1

Suppose that I have the following data: $4,0,4,2,1,8,4,1,3,3,5,4,6,1,3$. How do we check if the data comes from a binomial distribution, say Bin($p,8$) for some $p$ or from some other distribution on $\{0,1,\dots, 8\}$? Any help is greatly appreciated.

PS: Though I know a bit of statistics, I do not have a stat background (but math background!).

Ashok
  • 1,181
  • Where did your value of $n=8$ come from? Was it estimated as the largest of the data values or did you know it beforehand? – whuber Mar 23 '23 at 02:26
  • 1
    @whuber Yes, it was just estimated as the largest of the data values. – Ashok Mar 23 '23 at 03:35
  • Do you know if the success probability is the same for all fifteen of the binomial trials? That is, could one be $\text{Binomial}(8, 0.2)$ while another is $\text{Binomial}(8,0.9)?$ – Dave Mar 23 '23 at 03:39
  • Perhaps start with theory: how are you expecting the data to be generated? For example, if you have a fixed number of trials of which can be success or failure, binomial data may be appropriate. If it's the count of trials until a success, a geometric. If it's a counting process of some kind, Poisson or Negative Binomial.

    Failing that, you may be able to use the R function fitdist to fit a variety of distributions and assess which looks best.

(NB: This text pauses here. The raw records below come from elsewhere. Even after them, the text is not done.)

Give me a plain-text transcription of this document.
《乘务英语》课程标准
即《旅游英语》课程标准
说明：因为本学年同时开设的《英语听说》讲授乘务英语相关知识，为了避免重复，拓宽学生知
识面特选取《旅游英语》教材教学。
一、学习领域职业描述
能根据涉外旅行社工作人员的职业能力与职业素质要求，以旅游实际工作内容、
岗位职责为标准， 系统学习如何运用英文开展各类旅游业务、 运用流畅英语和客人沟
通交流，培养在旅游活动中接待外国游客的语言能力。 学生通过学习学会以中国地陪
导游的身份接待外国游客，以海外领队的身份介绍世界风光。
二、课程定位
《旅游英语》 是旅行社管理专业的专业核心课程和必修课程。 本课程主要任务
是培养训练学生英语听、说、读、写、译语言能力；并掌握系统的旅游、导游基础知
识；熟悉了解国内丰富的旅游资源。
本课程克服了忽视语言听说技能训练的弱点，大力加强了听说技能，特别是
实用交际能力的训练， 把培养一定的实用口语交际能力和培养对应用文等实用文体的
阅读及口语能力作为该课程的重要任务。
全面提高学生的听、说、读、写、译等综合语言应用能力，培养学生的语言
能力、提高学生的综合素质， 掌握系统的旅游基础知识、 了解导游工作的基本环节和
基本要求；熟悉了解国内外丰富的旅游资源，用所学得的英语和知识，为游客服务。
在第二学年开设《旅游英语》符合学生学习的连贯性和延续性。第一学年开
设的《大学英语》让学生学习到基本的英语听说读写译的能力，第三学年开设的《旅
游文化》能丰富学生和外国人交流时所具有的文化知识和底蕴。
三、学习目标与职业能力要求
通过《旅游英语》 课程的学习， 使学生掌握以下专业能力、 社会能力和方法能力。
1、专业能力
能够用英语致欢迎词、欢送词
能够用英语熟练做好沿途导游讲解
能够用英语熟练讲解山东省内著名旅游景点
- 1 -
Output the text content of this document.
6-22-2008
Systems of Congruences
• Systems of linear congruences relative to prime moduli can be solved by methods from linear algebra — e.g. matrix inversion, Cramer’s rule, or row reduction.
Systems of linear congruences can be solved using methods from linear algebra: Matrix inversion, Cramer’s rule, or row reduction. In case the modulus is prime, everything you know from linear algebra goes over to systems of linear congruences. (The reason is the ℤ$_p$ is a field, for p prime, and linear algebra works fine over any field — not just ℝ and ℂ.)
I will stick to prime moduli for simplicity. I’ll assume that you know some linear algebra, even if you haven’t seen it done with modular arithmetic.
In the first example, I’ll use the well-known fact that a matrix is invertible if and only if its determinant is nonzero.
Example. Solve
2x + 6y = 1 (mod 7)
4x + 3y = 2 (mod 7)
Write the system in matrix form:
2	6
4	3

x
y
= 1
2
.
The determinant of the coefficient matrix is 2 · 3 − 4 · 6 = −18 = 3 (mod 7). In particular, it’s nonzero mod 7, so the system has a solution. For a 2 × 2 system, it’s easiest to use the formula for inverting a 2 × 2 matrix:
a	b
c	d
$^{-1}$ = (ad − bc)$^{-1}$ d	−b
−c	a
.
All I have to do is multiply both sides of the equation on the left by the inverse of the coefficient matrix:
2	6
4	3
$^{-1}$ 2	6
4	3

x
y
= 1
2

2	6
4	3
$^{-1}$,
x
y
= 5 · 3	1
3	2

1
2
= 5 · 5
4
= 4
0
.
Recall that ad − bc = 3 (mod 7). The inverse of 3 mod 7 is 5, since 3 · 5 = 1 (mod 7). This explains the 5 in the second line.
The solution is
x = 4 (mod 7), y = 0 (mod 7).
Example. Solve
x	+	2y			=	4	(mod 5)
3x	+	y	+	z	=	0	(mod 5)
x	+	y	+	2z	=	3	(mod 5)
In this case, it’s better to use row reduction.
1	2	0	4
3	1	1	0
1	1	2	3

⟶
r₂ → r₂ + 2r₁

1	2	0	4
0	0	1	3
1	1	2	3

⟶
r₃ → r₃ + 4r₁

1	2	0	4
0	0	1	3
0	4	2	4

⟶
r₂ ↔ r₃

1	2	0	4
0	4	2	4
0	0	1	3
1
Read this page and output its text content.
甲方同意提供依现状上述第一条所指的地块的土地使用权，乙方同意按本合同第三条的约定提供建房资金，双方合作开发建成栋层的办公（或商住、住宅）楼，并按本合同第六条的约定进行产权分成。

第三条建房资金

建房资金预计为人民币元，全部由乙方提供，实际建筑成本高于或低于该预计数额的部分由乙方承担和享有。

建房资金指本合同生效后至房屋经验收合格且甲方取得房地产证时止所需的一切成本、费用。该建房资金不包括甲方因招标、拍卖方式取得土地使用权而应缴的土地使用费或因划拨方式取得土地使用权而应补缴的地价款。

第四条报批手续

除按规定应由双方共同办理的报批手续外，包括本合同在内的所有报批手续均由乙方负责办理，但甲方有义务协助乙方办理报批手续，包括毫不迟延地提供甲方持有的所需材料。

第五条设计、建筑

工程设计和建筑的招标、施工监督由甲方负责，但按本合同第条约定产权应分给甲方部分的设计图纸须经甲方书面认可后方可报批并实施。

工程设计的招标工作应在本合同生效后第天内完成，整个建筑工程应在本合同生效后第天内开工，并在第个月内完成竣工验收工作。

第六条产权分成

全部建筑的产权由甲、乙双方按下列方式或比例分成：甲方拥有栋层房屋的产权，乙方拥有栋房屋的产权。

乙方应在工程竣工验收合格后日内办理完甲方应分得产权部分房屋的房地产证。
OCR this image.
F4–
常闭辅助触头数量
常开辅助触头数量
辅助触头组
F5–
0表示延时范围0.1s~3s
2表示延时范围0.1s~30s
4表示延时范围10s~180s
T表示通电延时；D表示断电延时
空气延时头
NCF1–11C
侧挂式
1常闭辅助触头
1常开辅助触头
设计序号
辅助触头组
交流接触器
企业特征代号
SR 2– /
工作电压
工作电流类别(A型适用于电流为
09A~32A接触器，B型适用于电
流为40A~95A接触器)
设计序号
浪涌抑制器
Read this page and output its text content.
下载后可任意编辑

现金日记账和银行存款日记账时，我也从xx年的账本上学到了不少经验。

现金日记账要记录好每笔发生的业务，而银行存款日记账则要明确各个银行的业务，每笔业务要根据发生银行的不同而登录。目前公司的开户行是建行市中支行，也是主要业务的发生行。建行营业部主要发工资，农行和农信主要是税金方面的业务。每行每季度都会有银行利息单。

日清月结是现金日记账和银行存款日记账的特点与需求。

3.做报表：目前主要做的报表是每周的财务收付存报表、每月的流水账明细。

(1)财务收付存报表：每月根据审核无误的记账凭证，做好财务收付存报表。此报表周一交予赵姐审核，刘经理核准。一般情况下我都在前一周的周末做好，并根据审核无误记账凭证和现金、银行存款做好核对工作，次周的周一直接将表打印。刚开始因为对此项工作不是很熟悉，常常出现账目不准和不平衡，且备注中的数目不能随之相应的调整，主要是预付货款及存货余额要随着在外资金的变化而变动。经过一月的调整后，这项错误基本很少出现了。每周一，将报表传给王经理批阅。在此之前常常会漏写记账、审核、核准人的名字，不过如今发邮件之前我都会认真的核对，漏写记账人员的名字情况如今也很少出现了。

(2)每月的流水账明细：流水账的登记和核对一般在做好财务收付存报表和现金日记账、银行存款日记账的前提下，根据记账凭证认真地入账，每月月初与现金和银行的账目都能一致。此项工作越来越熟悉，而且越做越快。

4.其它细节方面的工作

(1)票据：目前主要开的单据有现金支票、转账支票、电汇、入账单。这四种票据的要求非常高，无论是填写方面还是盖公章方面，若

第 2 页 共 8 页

    – Alex J Mar 23 '23 at 04:10
  • @Dave: Yes, we know that the given sample is i.i.d. Sorry, I should have mentioned this in the problem. – Ashok Mar 23 '23 at 05:35
  • @AlexJ: I understand that what you say could be a practical solution in such a situation. However, what I'm looking for is, whether there's is any theory that deals the hypothesis testing problem in my question. – Ashok Mar 23 '23 at 10:42
  • 3
    When you have to estimate $n$ and $n$ is larger than $3$ or so, typically you need a huge sample size, because the Binomial distributions with parameters $(n,p)$ and $(n^\prime,p^\prime)$ where $np = n^\prime p^\prime$ are almost indistinguishable -- and become ever closer as $n$ and $n^\prime$ increase. This is one reason we need the specifics of your actual problem in order to supply workable answers. – whuber Mar 23 '23 at 13:47
  • @whuber: In our problem $n$ is known. We know that the distribution has support ${0,1,\dots, 8}$. All we want to test is, whether it is Bin($8,p$) for some $p$ or some other distribution on ${0,1,\dots, 8}$. – Ashok Mar 24 '23 at 01:50
  • 1
    Ashok You have completely confused me, because when I asked you whether it was estimated or known, your answer was "it was just estimated as the largest of the data values." Has that changed?? If $n$ is known, just apply the standard textbook chi-squared test. – whuber Mar 24 '23 at 13:01
  • @whuber: When I say "n is known", I mean 'n is assumed known' (actually I took the largest of the data values). Btw, this n does not necessarily mean the binomial parameter n. All we know is that the underlying distribution, say $P$ is something that has support ${0,1,\dots, 8}$. Now the problem is to test if $P$ is Bin($8,p$) for some $p$ or some other distribution on ${0,1,\dots, 8}$. Hope it is clear now. Does the usual 'chi-square test' address this problem? – Ashok Mar 25 '23 at 05:18
  • 1
    "Taking the largest of the data values" is an estimate of $n$ (and might be a poor one). You don't know the support is limited at $8$ if this is an estimate. The usual chi-squared test will not produce correct p-values in this case unless the estimate is accurate. In your example the likelihood is maximized only in the limit as $n$ grows arbitrarily large and your estimate $\hat n = 8$ is not even within a 95% confidence interval. – whuber Mar 25 '23 at 13:14
  • Have a look at https://stats.stackexchange.com/questions/123367/estimating-parameters-for-a-binomial/123748#123748 and https://stats.stackexchange.com/questions/219200/mle-for-the-binomial-distributed-data-number-of-boys-in-families/453210#453210 – kjetil b halvorsen Mar 29 '23 at 03:49

0 Answers0